Most of us know that pain is gorilla-glued to the human condition. I even think that most of us can summon some sort of peace in that knowledge—a nod, an honoring, I see you.
Trying to ignore the redemptive power of pain and healing in our world takes a lot of energy. Because proof is sprouting from every inch of charcoaled land, bouncing off the bald heads in infusion rooms, and radiating from the walls of AA meetings, therapy sessions, and homeless shelters.
Wherever humanity finds a home, pain will unpack also.
But did you know that healing is stuck in that sticky, gorilla ooze, too? That restoration is as human as tears, or pores?
There’s this patch of skin on the outside of my left heel that I just can’t stop picking at. Little flecks of skin mostly, and every once in a while I larger piece that I rip away when the kids insult my cooking or David works late or another hurricane rolls by.
In middle and high school I tore away the entire bottom of my heel pads so that each step I took could remind me of my shit-stain status; so that I never forgot about the pain inside. The pain proved I was alive, I could bleed, I was human & not a robot. My wounds allowed me to fix something in my world of chaos and uncontrollable grief.
A bandaid might not be able to keep Ellen alive but it can help with the blood pooling in my shoe.
I’ve detailed the physical pain my bone marrow transplant & cancer treatment caused. What I never had a chance, or the words, to describe, was my physical healing. The one that gave me my life back.
You see, therapy worked really well for the first fifteen months, until it didn’t. The pace slowed after the first year or so and I felt stuck.
But I’m still picking at my heel and my cuticle.
The aches aren’t easing.
I don’t want bandaids anymore, God. Where is my wholeness? I want to be fucking healed!
…like the bleeding woman…and every Bible character…and all humans ever…
We just want healing. We want to feel unafraid and electric. We want power, not too much that God would expel us from Eden, but enough that we don’t feel an overwhelming need to consume every croissant within reach.
I feel like that deserves an amen.
Did you know that showing up for our healing, our purpose, our life is literally the most courageous choice one can make?
In the middle of my six-week stint at outpatient rehab, a brawny paper towel man lookalike—who was graduating and forced to sprinkle a little inspiration on the newbies—stood in front of the group and drenched us.
“As a fireman, my buddies and me, we’re considered heroes. But you know what?” He says with tears pooling. “You all are the bravest people I’ve ever met.”
I want to be fucking healed!
Say it with me.
So for the first time in my life the patch of skin is starting to heal. It’s heel-ing. Yes, I’ve gone months without abusing it before, but then I could fall back on butter and coffee—that is not the case anymore.

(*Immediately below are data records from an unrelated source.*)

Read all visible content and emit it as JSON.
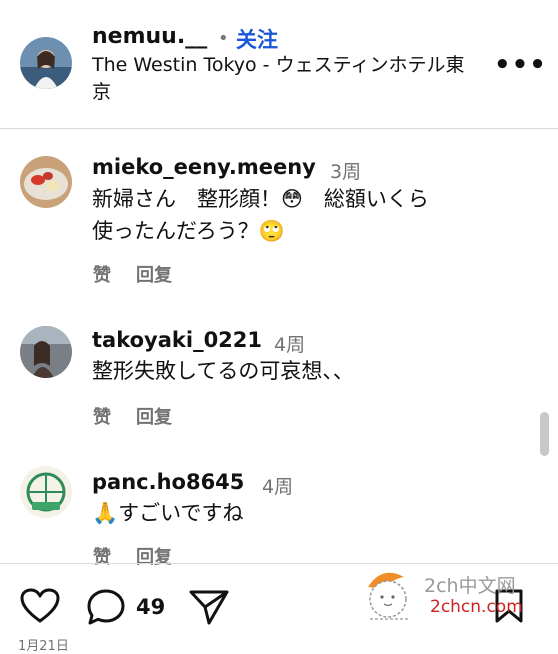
{
  "post": {
    "username": "nemuu.__",
    "separator": "•",
    "follow_label": "关注",
    "location": "The Westin Tokyo - ウェスティンホテル東京",
    "more_label": "•••"
  },
  "comments": [
    {
      "username": "mieko_eeny.meeny",
      "time": "3周",
      "line1": "新婦さん　整形顔！😳　総額いくら",
      "line2": "使ったんだろう？🙄",
      "like_label": "赞",
      "reply_label": "回复"
    },
    {
      "username": "takoyaki_0221",
      "time": "4周",
      "line1": "整形失敗してるの可哀想、、",
      "line2": "",
      "like_label": "赞",
      "reply_label": "回复"
    },
    {
      "username": "panc.ho8645",
      "time": "4周",
      "line1": "🙏すごいですね",
      "line2": "",
      "like_label": "赞",
      "reply_label": "回复"
    }
  ],
  "footer": {
    "comment_count": "49",
    "date_peek": "1月21日"
  },
  "watermark": {
    "line1": "2ch中文网",
    "line2": "2chcn.com"
  },
  "icons": {
    "like": "heart-icon",
    "comment": "comment-icon",
    "share": "send-icon",
    "save": "bookmark-icon"
  },
  "colors": {
    "follow": "#1a56db",
    "muted": "#737373",
    "divider": "#dbdbdb"
  }
}
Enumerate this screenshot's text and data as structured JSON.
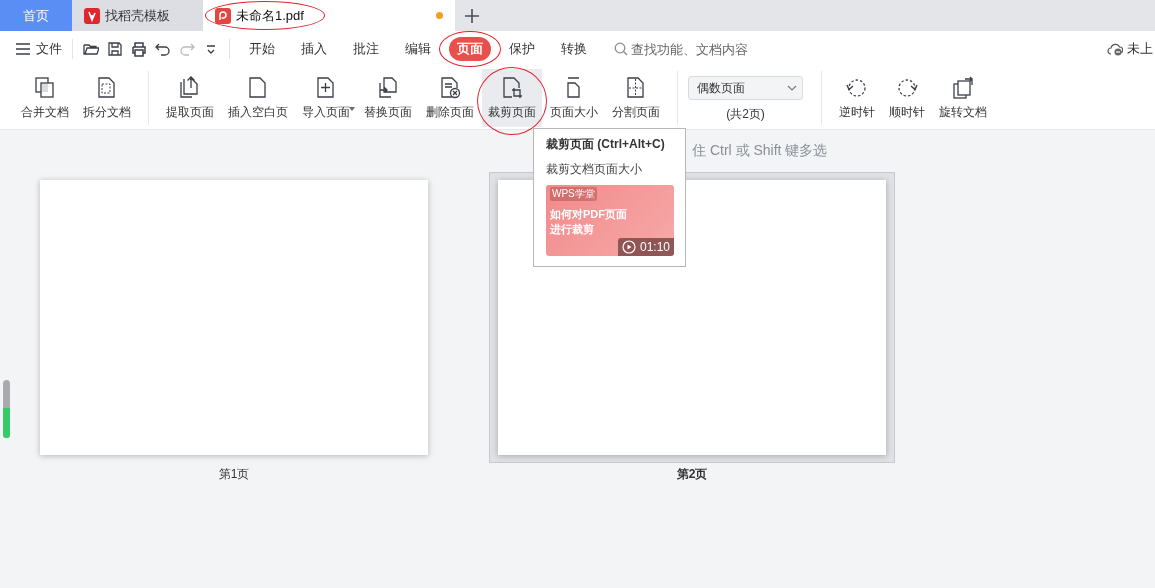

There’s nothing to fall back onto except Grace, and a Goodhardgood God. Thanks God, for adoring me even when I black out and yell at my kid so loud she pees in fear. Thanks for holding that so I don’t have to ingest it, or pick at it, or cut it, or drink it, or anything else with it.
How could I stop showing up for the free kingdom compost that God so gladly shovels out? Ellen showed me how to do that, too. She never stopped planning her “healed party” at Charlie Sheen’s house because pain and healing are a part of the glue that hold us together, something my sister understood well.
What if I told you that sometimes I go talk to Jesus in my bedroom? And while laying on my white cloud bed in the dark I allow Him to massage me with these healing flashlights that He keeps in a burlap man purse. A warm red glow softens up my body and melts away the fear. And then the pain is gone. Do you want to go? I’ll take you to Him.
What about the fact that my brain never fully believed my cancer was gone, and that’s why radiating pain plagued my limbs for years, even after the scans came back clean? Because in my mind and body the cancer was still killing me.
Or that it wasn’t until I realized I was finally, and truly, safe from my mom’s belts that my back pain started to disappear? Because when my roots felt safe, my core muscles could finally relax and contract, strengthen, move.
Did you know that dread causes pain? Do not be afraid. No wonder! God doesn’t want us to hurt, God wants us to heal.
If pain is a part of our world, then healing is, too.
The Brawny Man is correct. Showing up for all of your life and trusting a Healer is harder than cancer treatment, the death of a loved one, abuse, infertility, parenthood, divorce, infidelity, trying to explain to foreigners how Trump got elected, and running into burning buildings.
Hold and honor your pain, yes. It is an awfully beautiful part of your story. And then, when it starts to feel too itchy & the circles under your eyes become darker than you remember, you have my permission to step toward the redemption that Love offers us all every moment of every day.
To craft and claim a New Story.
It will be the hardest work you do. It will cost you more than you thought it would. But I can see that you’re tired of bandaids. Me too.